2006/11/23

Web2.0と騒ぐ人たち (その2)

Web2.0 って騒ぐ人が増えていますね。

Web2.0と騒ぐ人たち (その1)

今日はその第2弾です!前回の復習をすると・・・・

「Webにかかわる技術、ビジネスモデル、サービスなどが、質的にも量的にも、こここ数年(2003年、2004年以降という記事が多い)で劇的に変化したことを、ソフトウエアのバージョンアップの表現になぞらえて、Web2.0と呼ぶ」

しかし、ブームのときこそ冷静に?巷で言われている説明について、少し考えてみましょう。

(2)Web2.0は企業システムでこそ力を発揮する

近年、企業が利用するアプリケーションは、クライアントサーバー型から、Webブラウザだけあれば利用できるThin型のアプリケーションに移行しつつあります。企業システムにとって、Thin型のアプリケーションはさまざまなメリットがあります。

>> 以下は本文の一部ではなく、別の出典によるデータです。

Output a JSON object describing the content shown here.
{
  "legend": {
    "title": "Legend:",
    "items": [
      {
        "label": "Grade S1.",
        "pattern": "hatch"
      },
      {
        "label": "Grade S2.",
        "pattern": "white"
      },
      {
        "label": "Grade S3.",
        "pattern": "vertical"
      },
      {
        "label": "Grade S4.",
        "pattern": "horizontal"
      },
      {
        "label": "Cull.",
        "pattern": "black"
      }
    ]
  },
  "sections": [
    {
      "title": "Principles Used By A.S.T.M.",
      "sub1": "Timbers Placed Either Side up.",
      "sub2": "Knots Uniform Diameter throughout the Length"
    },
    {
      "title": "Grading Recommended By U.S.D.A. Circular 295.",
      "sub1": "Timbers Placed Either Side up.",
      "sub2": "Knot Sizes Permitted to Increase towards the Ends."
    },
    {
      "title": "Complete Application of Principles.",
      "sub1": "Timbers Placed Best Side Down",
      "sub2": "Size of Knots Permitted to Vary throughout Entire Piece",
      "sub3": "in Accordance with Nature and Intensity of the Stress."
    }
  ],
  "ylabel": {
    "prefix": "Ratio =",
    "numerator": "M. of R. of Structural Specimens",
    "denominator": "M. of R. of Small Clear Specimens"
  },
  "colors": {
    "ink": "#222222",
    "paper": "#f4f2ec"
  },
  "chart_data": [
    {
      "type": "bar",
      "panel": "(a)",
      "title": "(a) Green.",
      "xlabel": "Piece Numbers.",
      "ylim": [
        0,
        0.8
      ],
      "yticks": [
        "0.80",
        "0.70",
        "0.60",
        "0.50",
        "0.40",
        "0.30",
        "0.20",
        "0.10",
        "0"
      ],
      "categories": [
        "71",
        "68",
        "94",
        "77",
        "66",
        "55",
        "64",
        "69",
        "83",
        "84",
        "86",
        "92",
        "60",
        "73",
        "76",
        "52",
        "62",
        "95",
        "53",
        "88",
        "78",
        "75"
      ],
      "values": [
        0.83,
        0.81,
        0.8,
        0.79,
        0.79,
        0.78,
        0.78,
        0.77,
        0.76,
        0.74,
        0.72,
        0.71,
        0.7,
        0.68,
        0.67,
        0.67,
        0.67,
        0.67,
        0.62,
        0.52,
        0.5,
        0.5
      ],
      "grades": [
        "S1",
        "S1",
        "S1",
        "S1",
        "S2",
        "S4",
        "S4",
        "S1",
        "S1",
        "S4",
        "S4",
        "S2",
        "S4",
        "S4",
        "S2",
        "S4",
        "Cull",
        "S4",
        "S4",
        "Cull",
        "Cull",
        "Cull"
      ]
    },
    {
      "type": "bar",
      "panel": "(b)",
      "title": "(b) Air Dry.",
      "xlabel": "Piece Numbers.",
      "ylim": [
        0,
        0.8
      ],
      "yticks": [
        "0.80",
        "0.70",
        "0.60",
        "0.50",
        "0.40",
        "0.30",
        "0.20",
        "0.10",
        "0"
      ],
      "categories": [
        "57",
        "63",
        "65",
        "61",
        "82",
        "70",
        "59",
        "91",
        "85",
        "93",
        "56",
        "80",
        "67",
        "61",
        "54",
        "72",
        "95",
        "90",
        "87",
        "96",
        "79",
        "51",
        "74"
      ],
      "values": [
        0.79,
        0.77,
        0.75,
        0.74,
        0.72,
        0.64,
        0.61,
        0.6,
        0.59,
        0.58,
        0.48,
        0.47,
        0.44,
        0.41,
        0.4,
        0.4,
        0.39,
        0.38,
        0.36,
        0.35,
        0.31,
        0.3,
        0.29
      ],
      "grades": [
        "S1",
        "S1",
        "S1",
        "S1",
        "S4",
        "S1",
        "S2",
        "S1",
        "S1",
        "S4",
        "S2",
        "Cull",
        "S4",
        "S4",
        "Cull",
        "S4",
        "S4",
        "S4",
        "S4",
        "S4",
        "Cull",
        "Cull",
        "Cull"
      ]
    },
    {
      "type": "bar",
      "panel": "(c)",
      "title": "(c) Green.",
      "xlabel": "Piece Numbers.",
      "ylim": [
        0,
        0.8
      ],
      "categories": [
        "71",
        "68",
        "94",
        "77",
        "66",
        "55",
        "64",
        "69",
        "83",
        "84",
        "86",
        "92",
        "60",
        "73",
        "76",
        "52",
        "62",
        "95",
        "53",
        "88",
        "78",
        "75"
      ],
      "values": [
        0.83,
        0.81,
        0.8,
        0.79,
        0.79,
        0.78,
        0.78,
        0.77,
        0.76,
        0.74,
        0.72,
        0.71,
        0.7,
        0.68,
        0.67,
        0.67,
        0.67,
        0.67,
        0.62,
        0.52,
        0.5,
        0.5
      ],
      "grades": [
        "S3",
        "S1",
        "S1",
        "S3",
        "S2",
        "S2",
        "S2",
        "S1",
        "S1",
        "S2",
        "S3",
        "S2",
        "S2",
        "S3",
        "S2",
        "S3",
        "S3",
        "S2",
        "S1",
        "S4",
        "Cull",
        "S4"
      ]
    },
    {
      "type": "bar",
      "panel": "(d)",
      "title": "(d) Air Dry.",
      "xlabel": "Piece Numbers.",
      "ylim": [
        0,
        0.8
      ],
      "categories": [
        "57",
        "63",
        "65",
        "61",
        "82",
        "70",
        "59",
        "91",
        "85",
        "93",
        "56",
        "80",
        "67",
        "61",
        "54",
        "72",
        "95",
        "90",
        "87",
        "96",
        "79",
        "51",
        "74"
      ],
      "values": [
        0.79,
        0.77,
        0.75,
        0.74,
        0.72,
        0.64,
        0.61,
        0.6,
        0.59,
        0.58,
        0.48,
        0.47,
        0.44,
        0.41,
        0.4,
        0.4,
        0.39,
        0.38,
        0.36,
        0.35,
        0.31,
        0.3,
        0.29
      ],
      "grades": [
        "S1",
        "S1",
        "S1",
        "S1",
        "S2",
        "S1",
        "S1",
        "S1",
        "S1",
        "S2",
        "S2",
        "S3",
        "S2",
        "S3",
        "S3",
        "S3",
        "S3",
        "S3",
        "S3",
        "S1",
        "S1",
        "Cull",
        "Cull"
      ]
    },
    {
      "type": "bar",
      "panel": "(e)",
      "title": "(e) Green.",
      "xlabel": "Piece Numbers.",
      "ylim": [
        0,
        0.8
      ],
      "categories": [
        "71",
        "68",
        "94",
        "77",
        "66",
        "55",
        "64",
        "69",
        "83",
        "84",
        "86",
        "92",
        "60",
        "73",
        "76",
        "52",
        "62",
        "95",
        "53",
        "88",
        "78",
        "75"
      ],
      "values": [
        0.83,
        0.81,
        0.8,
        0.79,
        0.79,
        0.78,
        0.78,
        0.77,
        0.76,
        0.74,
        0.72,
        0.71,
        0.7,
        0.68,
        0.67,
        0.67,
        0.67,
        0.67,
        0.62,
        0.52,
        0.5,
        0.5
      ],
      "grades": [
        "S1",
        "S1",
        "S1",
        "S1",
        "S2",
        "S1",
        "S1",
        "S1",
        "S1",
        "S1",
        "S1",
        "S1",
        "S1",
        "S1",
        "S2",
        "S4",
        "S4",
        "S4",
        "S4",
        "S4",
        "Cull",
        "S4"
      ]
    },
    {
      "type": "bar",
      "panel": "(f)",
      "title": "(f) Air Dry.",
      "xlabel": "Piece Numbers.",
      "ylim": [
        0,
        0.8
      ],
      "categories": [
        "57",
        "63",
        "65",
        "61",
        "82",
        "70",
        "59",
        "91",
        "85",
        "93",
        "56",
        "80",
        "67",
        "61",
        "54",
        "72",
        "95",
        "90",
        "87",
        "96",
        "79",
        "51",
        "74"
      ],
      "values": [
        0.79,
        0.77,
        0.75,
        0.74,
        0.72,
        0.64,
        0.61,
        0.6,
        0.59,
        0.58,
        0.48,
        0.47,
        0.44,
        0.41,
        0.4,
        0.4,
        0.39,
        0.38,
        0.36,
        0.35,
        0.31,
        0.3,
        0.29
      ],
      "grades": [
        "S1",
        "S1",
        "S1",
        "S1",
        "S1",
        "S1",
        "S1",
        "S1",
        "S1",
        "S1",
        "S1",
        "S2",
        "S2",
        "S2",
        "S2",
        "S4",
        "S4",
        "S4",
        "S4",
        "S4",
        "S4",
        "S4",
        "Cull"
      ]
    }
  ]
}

・多種多様のPCに必要なアプリケーションをインストールし管理していくことは手間がかかる。
・企業間取引では、複数の会社のアプリケーションを動作させるのに専用機が必要。
・バージョンアップのたびにソフトを更新し、各PCの環境の違いにも配慮しなければならない。

そのかわりに、デメリットとして

・利用するたびにブロードバンド回線が必要となる。
・ローカルのアプリケーションと比較すると操作性が悪い。
・セッションが切れると、入力をしなおす必要がある。

しかし、ブロードバンドがある程度浸透し、モバイル環境でも徐々に利用できるようになり、Web2.0技術によって、Web画面の操作性は格段によくなって、セッションの連続性も保たれるようになりました。更新ボタンを押さずに、エージェントがデータをチェックしてくれるし、企業システムの最大企業Oracleだって、あらゆる製品やミドルウエアをWeb2.0ベースに作っていくじゃないか!Web2.0で、Thin型企業アプリのデメリットが大幅に向上することが期待されているわけです。

しかし、

「だから、企業システムでこそ、Web2.0 なのだ・・・・・・・・・・・・・・」

といっているのを聞くとあきれます。Oracle に買収されたPeopleSoftが、ThinベースでERPを作ったのは、もう10年も前。SAPがそれを物まねしたのも数年後。Web2.0なんて言葉のないとっくの昔に、Thinベースのアプリケーションなんて当たり前に実現されていました。サイボーズだって、あんなに元気です。つまり、技術進展にもとづいて、企業システムが発展していいくのは、当たり前のことであり、Web2.0の論議とはまったく無関係のことなのです。

企業システムは、使う人が限定された(例え世界一の大企業であっても)相手の見えるシステムです。メインフレームの時代であろうと、クライアントサーバーの時代であろうと、そしてWeb2.0ベースの技術であろうと、だれが、なんのために、どの程度使うかは、(ナレッジマネジメント等コラボレーション型のものは一部あるにせよ)ほぼ想定の範囲内。使う人がいるから、企業システムを用意するのですから、当然ですね。

これは、ロングテールが勝手コラボレーションして生み出す想定外の付加価値とは異なるものです。Web2.0は、不特定多数のメンバーに対して、標準的、革新的、汎用的、ローコストの、技術、ツール、プラットフォーム、情報、ビジネスモデルなどインターネットを通じて機会均等に提供され、想定外の価値が生み出される可能性があるからこそ、注目されているのであり、操作性向上や、デメリットの解消など一部の現象を捉えて、企業システムでのWeb2.0をうたうのはナンセンスです。

ただし、インターネットの進展は、個人を浮かび上がらせます。それはコンシューマという意味での個人だけではなく、大企業に対抗する、ネットワーク型の小企業、個人企業も意味します。そういう環境における、個人間のビジネスコラボレーションシステムを、企業システム2.0(Web2.0における企業システム)と呼ぶなら、今日の反論は意味がなくなるのかも知れません。